CPAP(シーパップ)治療を受け始めたのは、それから「1年以上経った、中学3年生の秋のことでした。偶然、新聞に載っていたSASの記事を読んだ両親が、H君の症状と酷似していたことから、虎の門病院を受診させたのです。
検査入院で睡眠状態を調べたところ、一晩の睡眠中に550回も呼吸が止まっていることが判明しました。翌日の夜の検査で、CPAPをつけて目を閉じて、次に目を開けたときには朝になっていたそうです。
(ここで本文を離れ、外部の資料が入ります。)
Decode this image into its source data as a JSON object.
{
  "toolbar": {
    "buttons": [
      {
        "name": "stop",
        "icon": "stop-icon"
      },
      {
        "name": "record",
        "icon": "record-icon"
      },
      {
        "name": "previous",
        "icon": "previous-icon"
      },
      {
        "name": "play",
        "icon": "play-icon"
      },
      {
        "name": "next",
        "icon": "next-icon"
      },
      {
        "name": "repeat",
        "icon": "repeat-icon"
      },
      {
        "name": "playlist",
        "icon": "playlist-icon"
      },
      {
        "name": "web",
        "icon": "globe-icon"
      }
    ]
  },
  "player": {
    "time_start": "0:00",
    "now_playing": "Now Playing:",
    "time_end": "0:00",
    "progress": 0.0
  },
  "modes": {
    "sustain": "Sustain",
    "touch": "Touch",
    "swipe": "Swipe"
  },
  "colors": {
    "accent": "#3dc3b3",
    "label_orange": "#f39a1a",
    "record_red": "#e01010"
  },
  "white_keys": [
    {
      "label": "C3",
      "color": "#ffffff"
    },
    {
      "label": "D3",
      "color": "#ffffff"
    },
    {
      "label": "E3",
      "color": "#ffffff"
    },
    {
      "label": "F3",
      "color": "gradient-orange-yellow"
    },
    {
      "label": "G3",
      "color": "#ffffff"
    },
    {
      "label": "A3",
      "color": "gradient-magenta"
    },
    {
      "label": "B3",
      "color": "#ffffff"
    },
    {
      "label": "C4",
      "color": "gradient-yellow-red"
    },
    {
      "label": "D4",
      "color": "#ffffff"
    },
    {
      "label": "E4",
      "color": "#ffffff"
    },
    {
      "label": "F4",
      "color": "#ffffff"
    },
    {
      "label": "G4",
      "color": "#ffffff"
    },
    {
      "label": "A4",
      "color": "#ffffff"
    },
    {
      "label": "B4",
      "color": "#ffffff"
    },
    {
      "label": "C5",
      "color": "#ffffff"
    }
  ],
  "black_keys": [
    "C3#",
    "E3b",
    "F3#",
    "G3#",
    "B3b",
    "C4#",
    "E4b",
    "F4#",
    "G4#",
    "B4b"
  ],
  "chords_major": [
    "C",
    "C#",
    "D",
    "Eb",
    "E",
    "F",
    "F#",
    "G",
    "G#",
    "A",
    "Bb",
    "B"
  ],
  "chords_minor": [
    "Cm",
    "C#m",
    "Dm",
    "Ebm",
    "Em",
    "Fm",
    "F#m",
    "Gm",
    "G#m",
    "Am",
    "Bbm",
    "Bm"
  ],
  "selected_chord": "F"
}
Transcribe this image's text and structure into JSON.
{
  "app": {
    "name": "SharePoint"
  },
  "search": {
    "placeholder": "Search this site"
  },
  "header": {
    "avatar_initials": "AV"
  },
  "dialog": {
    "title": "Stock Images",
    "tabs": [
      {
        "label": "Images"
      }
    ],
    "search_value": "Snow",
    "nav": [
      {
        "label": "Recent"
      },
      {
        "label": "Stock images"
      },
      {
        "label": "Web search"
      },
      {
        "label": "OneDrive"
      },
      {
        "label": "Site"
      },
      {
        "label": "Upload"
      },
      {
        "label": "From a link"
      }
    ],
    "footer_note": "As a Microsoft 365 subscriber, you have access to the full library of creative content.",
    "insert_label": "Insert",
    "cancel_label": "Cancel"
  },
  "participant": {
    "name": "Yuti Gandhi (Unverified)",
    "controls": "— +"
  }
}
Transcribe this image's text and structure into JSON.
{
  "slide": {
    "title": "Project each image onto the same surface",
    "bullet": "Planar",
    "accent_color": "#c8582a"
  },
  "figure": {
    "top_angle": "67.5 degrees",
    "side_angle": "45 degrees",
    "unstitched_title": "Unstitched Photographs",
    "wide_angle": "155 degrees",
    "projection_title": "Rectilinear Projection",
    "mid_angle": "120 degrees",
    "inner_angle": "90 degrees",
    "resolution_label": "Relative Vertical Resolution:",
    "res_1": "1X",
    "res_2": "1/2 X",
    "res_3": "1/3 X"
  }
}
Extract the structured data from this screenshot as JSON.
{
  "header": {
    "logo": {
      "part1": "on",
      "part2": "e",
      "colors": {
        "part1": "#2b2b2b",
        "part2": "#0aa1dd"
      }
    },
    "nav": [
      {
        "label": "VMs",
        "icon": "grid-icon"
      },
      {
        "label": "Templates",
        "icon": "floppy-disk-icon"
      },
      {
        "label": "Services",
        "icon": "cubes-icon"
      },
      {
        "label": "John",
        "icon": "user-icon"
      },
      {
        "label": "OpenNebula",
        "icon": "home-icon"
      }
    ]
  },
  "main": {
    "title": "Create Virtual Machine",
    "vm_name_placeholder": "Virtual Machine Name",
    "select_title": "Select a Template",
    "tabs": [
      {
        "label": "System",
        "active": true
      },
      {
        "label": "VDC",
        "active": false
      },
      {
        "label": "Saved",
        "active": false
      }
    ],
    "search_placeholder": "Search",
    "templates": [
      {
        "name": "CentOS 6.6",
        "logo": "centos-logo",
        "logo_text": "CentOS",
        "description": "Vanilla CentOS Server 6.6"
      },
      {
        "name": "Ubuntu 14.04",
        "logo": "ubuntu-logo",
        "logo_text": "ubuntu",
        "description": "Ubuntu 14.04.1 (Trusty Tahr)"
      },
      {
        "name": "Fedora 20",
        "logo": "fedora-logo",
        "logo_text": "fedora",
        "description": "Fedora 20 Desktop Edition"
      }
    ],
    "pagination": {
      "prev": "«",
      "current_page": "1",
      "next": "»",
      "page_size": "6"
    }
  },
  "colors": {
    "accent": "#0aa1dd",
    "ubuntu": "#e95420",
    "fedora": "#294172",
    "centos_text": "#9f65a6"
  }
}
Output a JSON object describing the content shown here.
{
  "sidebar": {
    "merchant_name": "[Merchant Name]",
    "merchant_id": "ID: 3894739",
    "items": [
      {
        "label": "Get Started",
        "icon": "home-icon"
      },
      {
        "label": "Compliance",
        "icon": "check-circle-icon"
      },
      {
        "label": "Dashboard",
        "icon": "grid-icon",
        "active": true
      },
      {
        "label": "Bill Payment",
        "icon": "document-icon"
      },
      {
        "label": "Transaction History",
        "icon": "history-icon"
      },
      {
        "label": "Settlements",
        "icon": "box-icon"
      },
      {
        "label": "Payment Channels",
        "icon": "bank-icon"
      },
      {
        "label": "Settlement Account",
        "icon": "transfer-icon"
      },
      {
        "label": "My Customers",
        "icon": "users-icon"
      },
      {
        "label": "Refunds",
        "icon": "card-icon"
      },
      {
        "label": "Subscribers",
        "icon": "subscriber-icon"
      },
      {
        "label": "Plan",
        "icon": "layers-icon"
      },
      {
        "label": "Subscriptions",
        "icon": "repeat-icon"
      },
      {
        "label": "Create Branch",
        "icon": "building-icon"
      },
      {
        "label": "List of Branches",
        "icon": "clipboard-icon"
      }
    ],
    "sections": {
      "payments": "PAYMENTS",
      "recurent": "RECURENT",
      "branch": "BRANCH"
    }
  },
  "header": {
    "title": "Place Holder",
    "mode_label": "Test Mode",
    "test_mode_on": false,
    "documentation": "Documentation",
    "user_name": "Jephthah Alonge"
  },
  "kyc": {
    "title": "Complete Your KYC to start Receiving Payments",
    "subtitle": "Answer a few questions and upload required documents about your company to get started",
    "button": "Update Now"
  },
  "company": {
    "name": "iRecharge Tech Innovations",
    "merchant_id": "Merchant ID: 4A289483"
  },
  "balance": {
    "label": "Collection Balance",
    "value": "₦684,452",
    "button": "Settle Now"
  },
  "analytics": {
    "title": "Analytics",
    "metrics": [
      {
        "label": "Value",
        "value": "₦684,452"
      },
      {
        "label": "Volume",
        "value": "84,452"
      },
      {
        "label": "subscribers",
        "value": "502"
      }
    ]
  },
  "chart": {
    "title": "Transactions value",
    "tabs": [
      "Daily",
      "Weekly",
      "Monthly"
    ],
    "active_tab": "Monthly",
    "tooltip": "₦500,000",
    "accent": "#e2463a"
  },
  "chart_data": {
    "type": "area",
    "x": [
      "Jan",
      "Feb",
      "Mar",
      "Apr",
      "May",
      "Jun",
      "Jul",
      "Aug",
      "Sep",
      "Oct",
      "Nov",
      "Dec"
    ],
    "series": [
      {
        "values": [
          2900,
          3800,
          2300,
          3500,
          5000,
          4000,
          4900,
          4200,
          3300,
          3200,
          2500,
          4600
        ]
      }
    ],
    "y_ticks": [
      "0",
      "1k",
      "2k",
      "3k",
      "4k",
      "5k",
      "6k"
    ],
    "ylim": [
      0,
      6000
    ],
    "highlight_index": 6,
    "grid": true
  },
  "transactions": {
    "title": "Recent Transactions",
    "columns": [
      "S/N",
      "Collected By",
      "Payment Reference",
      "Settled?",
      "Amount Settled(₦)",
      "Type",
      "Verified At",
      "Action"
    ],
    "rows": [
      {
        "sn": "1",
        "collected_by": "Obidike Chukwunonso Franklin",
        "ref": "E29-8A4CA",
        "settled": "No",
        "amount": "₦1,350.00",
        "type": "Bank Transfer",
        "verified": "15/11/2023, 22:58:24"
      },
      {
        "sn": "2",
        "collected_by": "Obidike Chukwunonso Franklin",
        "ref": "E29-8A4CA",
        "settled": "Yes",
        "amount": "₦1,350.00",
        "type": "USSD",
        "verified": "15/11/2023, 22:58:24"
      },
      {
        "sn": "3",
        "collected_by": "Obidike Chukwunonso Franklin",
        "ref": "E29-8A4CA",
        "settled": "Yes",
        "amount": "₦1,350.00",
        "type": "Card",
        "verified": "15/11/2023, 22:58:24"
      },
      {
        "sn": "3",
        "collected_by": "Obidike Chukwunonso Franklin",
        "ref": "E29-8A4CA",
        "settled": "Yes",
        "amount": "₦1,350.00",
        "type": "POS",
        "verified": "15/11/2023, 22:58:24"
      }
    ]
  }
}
これまで、眠るたびに夜中に何度も目を覚ましていたH君は、CPAPを装着することで、初めて熟睡を経験し、眠ることがいかに気持ちよく、体に活力を与えてくれるものかを知ったのです。
こうしてH君がCPAPを使い始めて1年以上が経ち、現在は通信制高校のサポート校に元気に通っており、野球部にも入部して学校生活を楽しんでいます。ただ、SASが完治したわけではないので、寝るときはCPAPを装着しています。